※2016年7月24日のブログを加筆修正しています。
2020年度はコロナ禍で、ヒューマンビートボックスのフィールドワークを中心とした研究は、ほとんどが中止になりました。今回のブログは、「コロナ」と言えば、「ビールの銘柄」か「トヨタの昔の車種」と言われていたであろう2016年当時の話しをベースにしています。
とある年少者を対象にしたヒューマンビートボックスの指導事例の収集に行った時のことです。対象は、小学5年生と小学2年生の兄弟で、お兄ちゃんは、始めてから1年ちょっと、かなりかっこいいビートを刻めます。弟さんは、レッスン2回目の初心者ですが、なかなかの吸収力でどんどんうまくなっています。
そんな二人の口から出てきた言葉は、
「学校の音楽の授業はツマラナ~イ!」
想定の範囲内とは言え、やはりショックでした。自分の職業も、学校の音楽の先生(18年前までは高校の音楽教員)だったので、「そうだよね〜」とは素直に頷けません。と同時に、「どんな授業なの?」と、尋ねてみました。
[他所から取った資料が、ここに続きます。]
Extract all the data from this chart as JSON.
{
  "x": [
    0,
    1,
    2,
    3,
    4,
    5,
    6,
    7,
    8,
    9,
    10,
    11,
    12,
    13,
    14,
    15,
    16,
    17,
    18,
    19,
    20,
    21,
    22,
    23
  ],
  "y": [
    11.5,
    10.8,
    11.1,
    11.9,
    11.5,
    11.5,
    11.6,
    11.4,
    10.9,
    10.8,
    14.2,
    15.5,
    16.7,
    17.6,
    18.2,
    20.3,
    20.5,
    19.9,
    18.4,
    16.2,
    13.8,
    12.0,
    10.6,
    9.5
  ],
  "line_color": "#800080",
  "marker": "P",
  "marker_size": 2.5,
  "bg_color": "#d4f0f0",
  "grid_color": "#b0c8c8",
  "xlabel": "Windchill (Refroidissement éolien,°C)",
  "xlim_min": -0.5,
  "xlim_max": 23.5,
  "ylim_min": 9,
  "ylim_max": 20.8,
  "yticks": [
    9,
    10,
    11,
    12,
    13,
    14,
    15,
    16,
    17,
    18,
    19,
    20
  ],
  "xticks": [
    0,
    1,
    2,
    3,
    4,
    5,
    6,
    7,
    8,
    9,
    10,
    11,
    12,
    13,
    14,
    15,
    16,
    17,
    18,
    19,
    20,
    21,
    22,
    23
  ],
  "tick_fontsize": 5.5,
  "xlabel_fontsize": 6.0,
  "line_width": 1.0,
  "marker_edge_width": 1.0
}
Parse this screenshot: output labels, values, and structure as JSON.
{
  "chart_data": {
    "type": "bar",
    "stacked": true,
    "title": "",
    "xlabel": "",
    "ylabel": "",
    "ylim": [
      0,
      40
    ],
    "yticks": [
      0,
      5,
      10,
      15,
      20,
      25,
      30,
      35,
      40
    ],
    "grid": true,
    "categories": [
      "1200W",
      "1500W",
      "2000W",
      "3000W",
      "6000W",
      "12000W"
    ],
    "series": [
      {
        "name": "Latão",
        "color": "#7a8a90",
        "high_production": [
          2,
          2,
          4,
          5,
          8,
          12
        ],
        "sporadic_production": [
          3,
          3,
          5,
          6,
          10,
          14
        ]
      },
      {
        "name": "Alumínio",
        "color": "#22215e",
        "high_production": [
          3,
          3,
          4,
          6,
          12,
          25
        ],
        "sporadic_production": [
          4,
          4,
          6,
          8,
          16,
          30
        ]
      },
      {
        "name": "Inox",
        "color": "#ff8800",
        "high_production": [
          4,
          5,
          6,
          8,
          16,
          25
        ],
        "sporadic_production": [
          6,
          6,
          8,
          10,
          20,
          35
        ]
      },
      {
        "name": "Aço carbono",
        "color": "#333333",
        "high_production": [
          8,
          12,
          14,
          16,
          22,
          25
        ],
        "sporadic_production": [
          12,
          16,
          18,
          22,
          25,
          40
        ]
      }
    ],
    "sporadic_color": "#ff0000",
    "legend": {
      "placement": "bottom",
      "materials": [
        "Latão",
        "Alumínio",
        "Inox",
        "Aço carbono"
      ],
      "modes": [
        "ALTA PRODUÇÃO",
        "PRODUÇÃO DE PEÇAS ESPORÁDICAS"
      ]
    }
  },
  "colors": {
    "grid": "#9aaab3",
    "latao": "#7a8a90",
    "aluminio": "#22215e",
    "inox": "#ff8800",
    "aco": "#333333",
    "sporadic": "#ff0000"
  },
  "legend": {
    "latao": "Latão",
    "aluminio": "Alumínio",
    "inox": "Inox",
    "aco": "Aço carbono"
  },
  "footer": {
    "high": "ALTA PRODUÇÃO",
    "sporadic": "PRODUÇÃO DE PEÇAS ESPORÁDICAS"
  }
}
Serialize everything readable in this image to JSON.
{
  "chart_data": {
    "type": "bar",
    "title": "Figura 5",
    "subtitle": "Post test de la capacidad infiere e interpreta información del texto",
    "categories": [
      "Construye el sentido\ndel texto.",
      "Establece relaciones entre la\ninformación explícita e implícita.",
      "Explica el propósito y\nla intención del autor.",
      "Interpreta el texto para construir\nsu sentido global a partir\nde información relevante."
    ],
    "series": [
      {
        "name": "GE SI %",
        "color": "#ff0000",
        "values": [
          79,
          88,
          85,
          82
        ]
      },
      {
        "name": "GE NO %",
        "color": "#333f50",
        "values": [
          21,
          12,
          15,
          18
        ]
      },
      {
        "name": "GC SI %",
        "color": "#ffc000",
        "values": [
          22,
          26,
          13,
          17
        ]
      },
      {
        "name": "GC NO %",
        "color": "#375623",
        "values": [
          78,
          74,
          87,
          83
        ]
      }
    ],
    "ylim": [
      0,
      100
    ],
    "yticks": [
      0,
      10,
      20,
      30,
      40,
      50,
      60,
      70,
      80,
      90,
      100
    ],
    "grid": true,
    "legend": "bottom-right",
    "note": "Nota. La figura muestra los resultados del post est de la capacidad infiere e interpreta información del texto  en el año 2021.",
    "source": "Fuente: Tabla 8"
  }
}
すると・・・
「先生は話してばっかりで、自由に音楽をさせてくれない」
とのこと。その先生は、音楽を表現する楽しさよりも、文化としての知識を授けたかったんですね。(きっと)
同じ質問は、非常勤講師で出会った学生にも毎年しています。すると、色々な音楽の授業の様子がわかります。
「合唱が中心でした。合唱コンクール前はみんな真剣に取り組んでいました。」
「リコーダーの合奏が多かったと記憶しています。」
これらは普段よく耳にする音楽の授業風景です。でも、次のような授業も実際に行われていたようです。
「ずっと、DVDの鑑賞でした。先生は準備室に篭って仕事をしていました。」
(放置授業です。ちなみにこの先生は、もう退職されています。)
指導法を学ぶ学生には、最初に必ず話すことがあります。
「あなたの保育観や音楽の授業観の基盤は、あなたの経験によって成り立っています。だから、あなた自身が「保育や学校の音楽の授業はそんなもんさ」と思っていたら、またしてもツマラナイ保育や授業が再生産されていくことになります。逆に、楽しい保育や授業という“バトン”をもらう(経験する)と、そのイメージがあなたの保育観や授業感の基盤となってふくらんでいく・・・。これを、私は“師のリレー”と言っています。“バトンゾーン”とは、多くの場合はお世話になる先生と共に過ごす期間のことを意味します。
師は幼稚園や保育園、学校だけいるとは限りません。見方によっては、落語家だって、本の中にしか存在しない人物だって、師になり得るのです。大切なのは、自分の師を見つけるためのアンテナをいつも磨いておくこと。そして、もっと大切なこと、それは良い師に巡り会ったら、感心して終わりにするんじゃなくて、その教えを具体的な行動に直ぐに取り込むことです。一番手っ取り早いのは、その師の言葉を反芻することじゃないかと思います。」
このブログを書いている私だって、様々な人との出会いによってつくられています。
脈々と受け継がれる、師のバトン・・・
師はバトンゾーンからは出られません、それが摂理です
あなたは、誰から“バトン”を受け取り、そして、その“バトン”を誰に渡そうとしているのでしょう。